Пушкин, побеседовав с Прончищевым, без Иванова к шестидесяти тысячам платы за умерших добавил, в ходе разговоров десятку; тысяч.

И послал, обсудив нечто неизвестное пушкинцам, поодаль от них, с ближними в короткой беседе Аксель, государственный канцлер секретарей Монсена и Сёльвершерну во дворец, ко Христине, предложив москвичам временно отвлечься от при, затеянной было Ивановым, по поводу поимки сбежавших неизвестно куда охтинских корелов, крестьян;

Час пили, ожидая в соседней комнате посланцев напитки да разговаривали о не имеющих прямого касательства ко встречам делах;

Вновь совещание, свеян; также, пошептались послы.

Как благоволила ответить госпожа королева, так ее слова и доносят: скинула, вещал Сёльвершерна, возвратившись назад.

– Право не ахти – с пятисот-то, – рек, разочарованно Пушкин: – Только-то? всего пятьдесят?

– Полтре́тья ста, – со вздохом, второй, Прончищев, – куда бы ни шло.

– Да и полвтора ста не деньги, – третий поклисар, Иванов.

– Мало, херар; тако же, немерной запрос, – набольший великих послов. – Нету, господа комисары.
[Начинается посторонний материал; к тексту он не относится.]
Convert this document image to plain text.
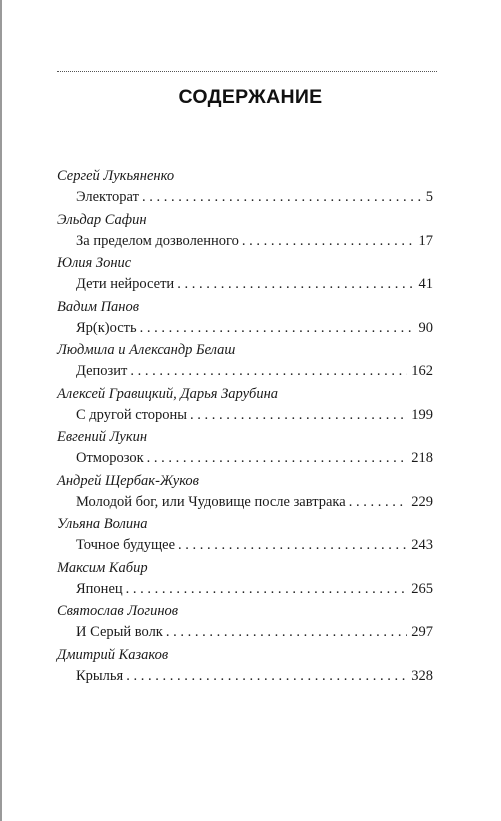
СОДЕРЖАНИЕ
Сергей Лукьяненко
Электорат . . .	5
Эльдар Сафин
За пределом дозволенного . . .	17
Юлия Зонис
Дети нейросети . . .	41
Вадим Панов
Яр(к)ость . . .	90
Людмила и Александр Белаш
Депозит . . .	162
Алексей Гравицкий, Дарья Зарубина
С другой стороны . . .	199
Евгений Лукин
Отморозок . . .	218
Андрей Щербак-Жуков
Молодой бог, или Чудовище после завтрака . . .	229
Ульяна Волина
Точное будущее . . .	243
Максим Кабир
Японец . . .	265
Святослав Логинов
И Серый волк . . .	297
Дмитрий Казаков
Крылья . . .	328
Пусть её, получит свои тысячи, такие, что страшно вымолвити в сладостном сне.

Переговорив меж собою невдали от окна, с этим, отозвали послы канцлера от прочих свеян в сторону, потом перешли в смежную с палатой комору; там также, с кубками в руках, на особицу о чем-то беседовали, впрочем, не долго – вскоре, попросив переводчика свеян до поры-времени о баях помалкивать, довольные, вышли.
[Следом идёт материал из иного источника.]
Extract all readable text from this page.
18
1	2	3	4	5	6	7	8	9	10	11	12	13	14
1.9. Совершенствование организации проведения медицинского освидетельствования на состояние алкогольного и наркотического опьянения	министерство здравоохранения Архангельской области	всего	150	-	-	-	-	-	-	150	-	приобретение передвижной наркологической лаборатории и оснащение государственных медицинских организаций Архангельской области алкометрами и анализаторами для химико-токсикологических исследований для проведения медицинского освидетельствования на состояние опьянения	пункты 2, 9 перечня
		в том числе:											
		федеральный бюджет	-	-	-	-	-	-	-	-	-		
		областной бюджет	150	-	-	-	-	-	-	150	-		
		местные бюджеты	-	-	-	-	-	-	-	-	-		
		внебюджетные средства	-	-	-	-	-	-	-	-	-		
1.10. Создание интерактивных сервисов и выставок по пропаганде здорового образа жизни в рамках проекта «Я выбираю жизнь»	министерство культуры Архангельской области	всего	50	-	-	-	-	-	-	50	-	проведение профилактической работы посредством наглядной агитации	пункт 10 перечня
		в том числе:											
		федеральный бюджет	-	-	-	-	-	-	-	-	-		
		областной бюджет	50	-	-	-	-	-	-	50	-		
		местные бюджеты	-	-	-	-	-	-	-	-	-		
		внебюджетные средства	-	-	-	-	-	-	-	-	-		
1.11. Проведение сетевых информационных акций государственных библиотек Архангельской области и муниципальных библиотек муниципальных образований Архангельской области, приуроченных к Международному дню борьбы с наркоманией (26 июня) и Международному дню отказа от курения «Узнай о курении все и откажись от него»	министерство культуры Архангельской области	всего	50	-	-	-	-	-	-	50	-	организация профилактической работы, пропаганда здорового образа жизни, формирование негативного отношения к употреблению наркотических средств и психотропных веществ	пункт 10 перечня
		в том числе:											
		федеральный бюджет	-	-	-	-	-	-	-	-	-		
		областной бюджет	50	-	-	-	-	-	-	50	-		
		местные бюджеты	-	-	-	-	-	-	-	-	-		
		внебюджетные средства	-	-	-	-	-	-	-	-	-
И сбавила, немного позднее госпожа королева год с прежних лет, и, что не менее важно, ликовали послы, в особенности Пушкин – скостила сто тридцать тысяч с немерного запроса в деньгах.

– Порядочно, – заметил Борис, набольший посол русиян; – более похоже на торг. Раз так, занеже перебежчики в Русь, пахотные-те, землетруженики все-таки есть, мы, царского величества слуги, переимая с государевых плеч некоторый кошт на себя, – вымолвил, вздохнув, – долагаем к семидесятитысячной плате за умерших крестьянишек еще пятьдесят, с тем, чтобы закончить торги. Более, чем трех сороков мертвые, – примолвил, – не стоят. Ну? Як? Доволен, ваша графская милость?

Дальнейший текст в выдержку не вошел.